Litigating Complex Construction Disputes
For construction lawyers, there are cases, and then there are cases. Defending a general contractor being attacked from the top by an owner, from the side by the architect, and from below by the subcontractors and suppliers on an office tower project. Championing a condominium owners’ association facing many millions of dollars in repair costs caused by defective construction. Roads, hotels, stadiums, tunnels, factories, power plants . . . .
The stakes are high, the issues complex, and the lawyer is surrounded by dragons that need slaying. It is easy to become overwhelmed by the volume of letters, phone calls, emails, pleadings, discovery requests, and strategic decisions that must be made quickly. Assigning an army of lawyers to a case will only go so far. Yes, Fortune 500 companies can turn over every leaf, review every document, and interview every witness, along with his or her barber or hairdresser. Knowing the facts is critical, of course.
But facts about what? Which events? Which issues? Which witnesses? If the case is going to trial, the lawyer must whittle down ten million potentially relevant documents stored in the hard drives, bankers boxes, and filing cabinets of the parties to three hundred for the jury.
Technology has improved over the years, making document review and case management much more efficient. When I started practicing law, reviewing documents could mean a trip to Chicago, or to the project site, or to the opposing attorneys’ office, or to a warehouse off Highway 17, or to a spider-infested tool shed in the swamp to rummage through stacks of boxes. Today, document review means logging on to a computer and running search queries. Easier, but not nearly as exciting or dangerous.
While technology has made us more efficient, lawyers must still know the fundamentals.

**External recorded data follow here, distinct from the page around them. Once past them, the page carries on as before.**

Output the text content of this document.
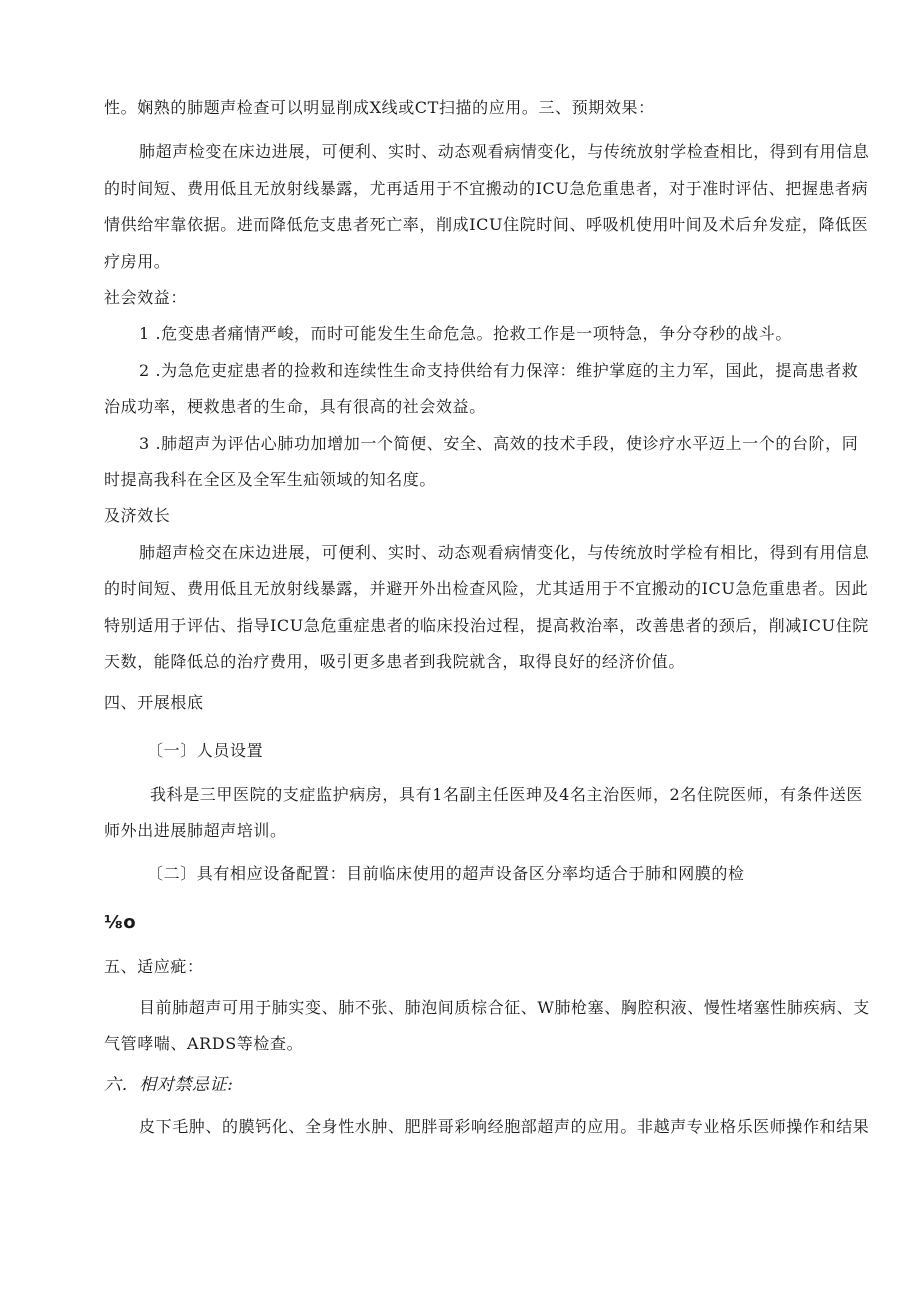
性。娴熟的肺题声检查可以明显削成X线或CT扫描的应用。三、预期效果：
肺超声检变在床边进展，可便利、实时、动态观看病情变化，与传统放射学检查相比，得到有用信息
的时间短、费用低且无放射线暴露，尤再适用于不宜搬动的ICU急危重患者，对于准时评估、把握患者病
情供给牢靠依据。进而降低危支患者死亡率，削成ICU住院时间、呼吸机使用叶间及术后弁发症，降低医
疗房用。
社会效益：
1 .危变患者痛情严峻，而时可能发生生命危急。抢救工作是一项特急，争分夺秒的战斗。
2 .为急危吏症患者的捡救和连续性生命支持供给有力保滓：维护掌庭的主力军，国此，提高患者救
治成功率，梗救患者的生命，具有很高的社会效益。
3 .肺超声为评估心肺功加增加一个简便、安全、高效的技术手段，使诊疗水平迈上一个的台阶，同
时提高我科在全区及全军生疝领域的知名度。
及济效长
肺超声检交在床边进展，可便利、实时、动态观看病情变化，与传统放时学检有相比，得到有用信息
的时间短、费用低且无放射线暴露，并避开外出检查风险，尤其适用于不宜搬动的ICU急危重患者。因此
特别适用于评估、指导ICU急危重症患者的临床投治过程，提高救治率，改善患者的颈后，削减ICU住院
天数，能降低总的治疗费用，吸引更多患者到我院就含，取得良好的经济价值。
四、开展根底
〔一〕人员设置
我科是三甲医院的支症监护病房，具有1名副主任医珅及4名主治医师，2名住院医师，有条件送医
师外出进展肺超声培训。
〔二〕具有相应设备配置：目前临床使用的超声设备区分率均适合于肺和网膜的检
⅛o
五、适应疵：
目前肺超声可用于肺实变、肺不张、肺泡间质棕合征、W肺枪塞、胸腔积液、慢性堵塞性肺疾病、支
气管哮喘、ARDS等检查。
六．相对禁忌证:
皮下毛肿、的膜钙化、全身性水肿、肥胖哥彩响经胞部超声的应用。非越声专业格乐医师操作和结果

Complex litigation requires the lawyer to set up a good data tracking and collection system, a clear delineation of responsibility among the team members, and systems to deal with the volume of discovery requests, letters, and other incoming and outgoing paper.
But above all, the lawyer must decide what he wants the jury to know about his client’s case. The lawyer will not dump hundreds of documents in the jurors’ laps for the jury to sort out. The lawyer will not utter the words “subsequent to,” “had occasion to,” or “exited the facility.” Instead, the lawyer will tell the jury what they are about to see. “In this case, you will see how a bad survey cost ABC Contracting millions of dollars, and you will see how the project owner tried to cover up the surveyor’s mistake and leave ABC holding the bag.” Once the lawyer decides on his theme of the case, the lawyer can truly put the important documents, testimony, photographs, and other evidence to work for his client.
And that, Charlie Brown, is the art of litigating a complex construction case.